Twice this year it is reported that Romania nearly suffered a complete electrical power outage. Grid operators in Romania say the cause is that the country is that “no investments were made in the power plants”, and that therefore electrical generation capacity is not enough. The grid operators are planning to make some large scale investments, to replace old coal fired power plants with new gas fired plants, and to add two new nuclear reactors at the country’s existing nuclear power complex.
According to a Romania-Insider report (referring in turn to a Profit.ro report), Romania has a total installed capacity of over 24,000 MW of electricity generation. However the actual net production capacity is around 16,000 MW. The difference, about 8,000 MW, is plants that aren’t producing at all (down for repairs, etc) or are intermittent resources like solar and wind parks.
One of the two near-blackouts was last Winter – the cold weather surely caused high electricity demand. The other was a few days ago when one of the reactors at the Cernavoda complex was shut down due to technical problems.
Of course there are times of high demand, and times when resources go offline. Any electrical grid needs to have spare capacity to handle such issues. At the same time electricity demand grows because of increasing population and economic activity, as well as the retirement of old generation plants. Therefore grid operators regularly plan new generating plants, and are always balancing various needs to select the best technology to deploy.
Any electricity grid operator faces this problem. We’re focusing on Romania as a convenient example.
Why do we say at the top that adding solar or wind power would help? While solar and wind power is ultra-clean low emissions, they are intermittent and therefore cannot be counted on for every moment of need. To solve for that energy storage systems are required, of course. But that still doesn’t explain what we said at the top.
There is a financing issue with adding natural gas or nuclear power plants to an electricity grid. Such systems are large, hundreds of megaWatts at a time, and a high cost, billions of euros at a time, and therefore require big-scale financing and planning horizons.

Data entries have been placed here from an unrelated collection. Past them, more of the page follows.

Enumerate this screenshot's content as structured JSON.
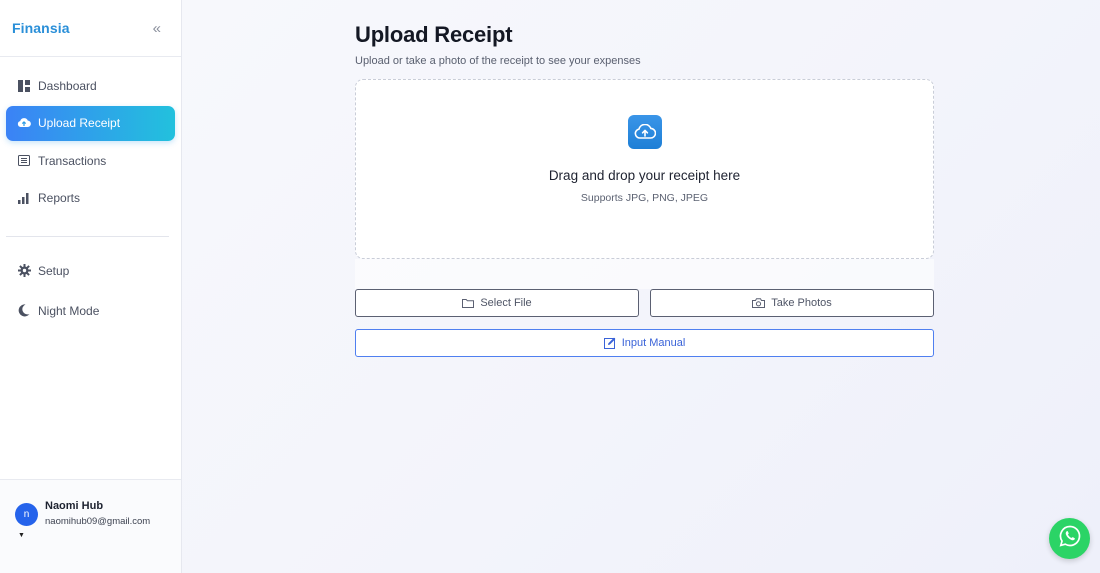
{
  "sidebar": {
    "brand": "Finansia",
    "collapse_icon": "double-chevron-left-icon",
    "items": [
      {
        "label": "Dashboard",
        "icon": "dashboard-icon",
        "active": false
      },
      {
        "label": "Upload Receipt",
        "icon": "cloud-upload-icon",
        "active": true
      },
      {
        "label": "Transactions",
        "icon": "list-icon",
        "active": false
      },
      {
        "label": "Reports",
        "icon": "bar-chart-icon",
        "active": false
      }
    ],
    "secondary": [
      {
        "label": "Setup",
        "icon": "gear-icon"
      },
      {
        "label": "Night Mode",
        "icon": "moon-icon"
      }
    ],
    "user": {
      "initial": "n",
      "name": "Naomi Hub",
      "email": "naomihub09@gmail.com"
    }
  },
  "main": {
    "title": "Upload Receipt",
    "subtitle": "Upload or take a photo of the receipt to see your expenses",
    "dropzone": {
      "icon": "cloud-upload-icon",
      "title": "Drag and drop your receipt here",
      "supported": "Supports JPG, PNG, JPEG"
    },
    "buttons": {
      "select_file": "Select File",
      "take_photos": "Take Photos",
      "input_manual": "Input Manual"
    }
  },
  "colors": {
    "brand": "#2a8fd8",
    "active_gradient_start": "#3b82f6",
    "active_gradient_end": "#22c1dd",
    "whatsapp": "#2bd466"
  },
  "floating": {
    "icon": "whatsapp-icon"
  }
}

Adding a large electricity plant to an electricity grid means there will be a capacity overshoot, as shown in the left-hand-side of this image. That shiny new gas-fired electricity plant is probably as clean as you can get with fossil fuels, but it is more generating capacity than is needed right away. Instead the grid operators trust that over the coming years electricity demand will grow enough to use up the newly added generating capacity.
By contrast solar, and wind, and energy storage can be added in much smaller increments, as shown in the right-hand-side of this image. Where a gas-fired or nuclear plant must be sized for hundreds of megaWatts, solar arrays or wind turbines are a few megaWatts apiece and can be added at lower cost as the real need is demonstrated.
Because the energy resources are added in smaller increments a region electing to use solar+wind+batteries can more nimbly react to changing electricity demands.
What if a region builds an expensive nuclear reactor or two, but electricity demand does not grow as expected? That region is stuck paying for an expensive reactor without the demand required to pay for it. By contrast installing a solar or wind plant is very easy. The cost is low, making it easier to get financing, and adding a few megaWatts here or there around the grid is relatively fast and easy. A grid-scale energy storage system is even easier, since it can be as easy as installing an equipment pad next to a substation. Some even suggest the feasibility of redeploying energy storage systems by truck depending on changing usage patterns.
That’s a nice theoretical story, but this piece of news is a discussion about the electricity grid in Romania. From reading the referenced articles some issues stand out making it look unlikely for Romania to follow the advice presented here.
For example the primary source in the Profit.ro article is a Board Member of OMV Petrom. As the name Petrom implies, this is a fossil fuel producer in Romania. Hence it appears electricity generation in that country is largely under the control of fossil fuel interests, despite there being excellent an wind energy resource in the area near the Danube Delta, and excellent solar capability elsewhere in the country as shown by the map at the top of this article.